L'immigration et l'insécurité posent principalement problème aux jeunes électeurs du Front national. Vous qui avez travaillé sur le phénomène des bandes dans les cités HLM(*), pensez-vous que celles-ci soient pour quelque chose dans le sentiment d'insécurité des électeurs du FN ?
Les thématiques de prédilection de la propagande du FN, relayées et légitimées par le président sortant en campagne, mobilisent, explicitement, des ressorts racistes : l'immigration (et les immigrés) seraient la cause de tous nos maux, à commencer par la délinquance, mais aussi le chômage, "le trou de la Sécu", etc. La question est alors celle de la réception - ou plutôt des réceptions - socialement différenciées - de ce genre de thèmes. L'écho qu'ils trouvent chez la jeunesse d'"extrême-droite nationaliste" traditionnelle (qui a souvent reçu ce genre d'"idées" en héritage), n'est sans doute pas le même que celui qu'il peut trouver chez des jeunes de LEP, parfois confrontés, pour s'affronter dans des joutes viriles, à des jeunes "issus de l'immigration". Quant aux "bandes des cités", le fait est qu'elles focalisent "le sentiment d'insécurité" qui ne se confond pas toujours avec le risque encouru. En effet, si les vieilles femmes expriment un très vif sentiment d'insécurité, ce sont les jeunes des cités (les alter ego des jeunes des bandes) qui sont les victimes de prédilection.
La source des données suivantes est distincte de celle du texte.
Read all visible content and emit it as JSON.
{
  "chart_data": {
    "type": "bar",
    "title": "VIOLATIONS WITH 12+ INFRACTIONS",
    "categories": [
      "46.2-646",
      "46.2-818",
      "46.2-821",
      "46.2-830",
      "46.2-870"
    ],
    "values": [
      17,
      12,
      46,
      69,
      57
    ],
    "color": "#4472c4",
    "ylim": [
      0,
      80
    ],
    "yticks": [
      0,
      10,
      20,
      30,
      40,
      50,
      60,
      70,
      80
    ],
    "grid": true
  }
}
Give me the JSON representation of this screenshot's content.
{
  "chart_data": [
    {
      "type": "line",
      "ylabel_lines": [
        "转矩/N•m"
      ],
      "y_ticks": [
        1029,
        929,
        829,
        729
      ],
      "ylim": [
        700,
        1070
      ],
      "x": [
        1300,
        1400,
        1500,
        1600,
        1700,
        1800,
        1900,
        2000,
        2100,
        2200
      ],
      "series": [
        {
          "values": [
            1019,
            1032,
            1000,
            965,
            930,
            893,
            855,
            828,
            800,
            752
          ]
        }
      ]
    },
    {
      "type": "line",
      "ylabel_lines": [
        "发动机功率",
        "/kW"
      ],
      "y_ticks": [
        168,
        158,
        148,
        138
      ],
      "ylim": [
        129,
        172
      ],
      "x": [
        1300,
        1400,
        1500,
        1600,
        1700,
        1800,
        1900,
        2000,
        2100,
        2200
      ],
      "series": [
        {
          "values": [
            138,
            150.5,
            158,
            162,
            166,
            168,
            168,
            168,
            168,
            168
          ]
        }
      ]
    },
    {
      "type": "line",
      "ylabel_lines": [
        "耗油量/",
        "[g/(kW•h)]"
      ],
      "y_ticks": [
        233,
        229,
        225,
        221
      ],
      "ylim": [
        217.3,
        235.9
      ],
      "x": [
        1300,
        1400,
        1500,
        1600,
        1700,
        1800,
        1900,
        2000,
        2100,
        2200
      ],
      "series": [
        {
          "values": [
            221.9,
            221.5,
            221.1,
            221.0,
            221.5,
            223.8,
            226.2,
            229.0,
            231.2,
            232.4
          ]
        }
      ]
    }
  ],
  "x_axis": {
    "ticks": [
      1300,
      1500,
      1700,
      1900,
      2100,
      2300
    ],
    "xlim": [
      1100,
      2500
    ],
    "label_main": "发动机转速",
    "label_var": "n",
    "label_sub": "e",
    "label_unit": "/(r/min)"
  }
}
Il y a toujours une majorité d'électeurs frontistes en milieu rural par rapport à la ville. Dans le Rhône par exemple, le FN réalise ses meilleurs scores dans les petites communes du Beaujolais, 35% dans certains villages. Est-ce à dire que les habitants des zones rurales se sentent plus en insécurité que ceux des zones urbaines ? Pour quelle raison selon vous ?
Le caractère rural du vote FN que vous évoquez à propos des petites communes du Beaujolais rappelle utilement ce que je disais précédemment : de toute évidence, il y a non pas un mais des électorats FN. L'épithète "rural" dissimule d'ailleurs des réalités sociales très diverses : si certains villages regroupent des agriculteurs, viticulteurs, éleveurs, etc., d'autres sont de "nouveaux villages" qui regroupent en fait des "ouvriers pavillonnaires" susceptibles d'ailleurs de cohabiter avec des "petites cités" associées à des PME sous-traitantes. Autant de populations différentes, autant de configurations sociales distinctes, autant de raisons différentes de voter FN...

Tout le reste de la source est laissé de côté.